Saturday, September 05, 2009

book review - The Turn of the Screw - Henry James


"If the child gives the effect another turn of the screw, what do you say to two children?"


The first comment that is unavoidable when describing the experience of reading Henry James is the language. On telling a book loving colleague about my pleasure at getting the paperback free with The Times he commented that he had always found it impossible to get on with James.

It is funny how one comment, it hardly takes anything at all, will stick in your mind and influence your experience of how you approach a book. So it was with no surprise that the construction of the language was an obstacle.

but, and it's a but worth sticking with, underneath there is a good little ghost story waiting to be discovered. As a bunch of friends sit round the fire side enjoying a ghost story or two one of their number promises to top it all with an account from a governess of her time looking after two children in a remote and bleak country house.

The children seem to be as good as gold but there is something odd about them. Miles the boy has been expelled from school yet he appears to be an angel. The little girl also appears to be keeping secrets. Then strange things start happening and the old man servant Quint appears and then the former governess Miss Jessel.

The governess is convinced that the children are somehow connected with the appearance of the ghosts and goes out of her way to prove it. She is believed and supported by the house keeper who seems to go along with it. Her willingness to agree with what could sound like a proprosterous idea indicates that the children are a problem and have been for a while.
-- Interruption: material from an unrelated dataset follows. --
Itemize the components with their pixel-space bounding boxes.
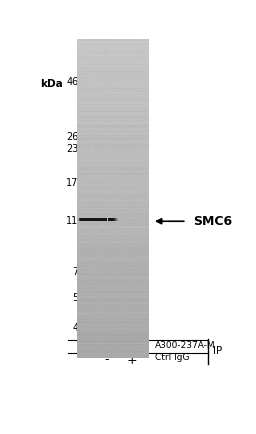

More sightings of Quint and Jessel are seen and the governess seems convinced that they mean to do the children harm. She brings things to a head. But she fails to understand the depth to which the children and the spirits have become intertwined and by breaking that bond she breaks their life.

get past the language and the stilted way the characters express themselves and it is possible to feel the fear that Jame's first readers must have felt in the scenes where the governess sees the ghosts and the climatic moment when Quint is perring through the window.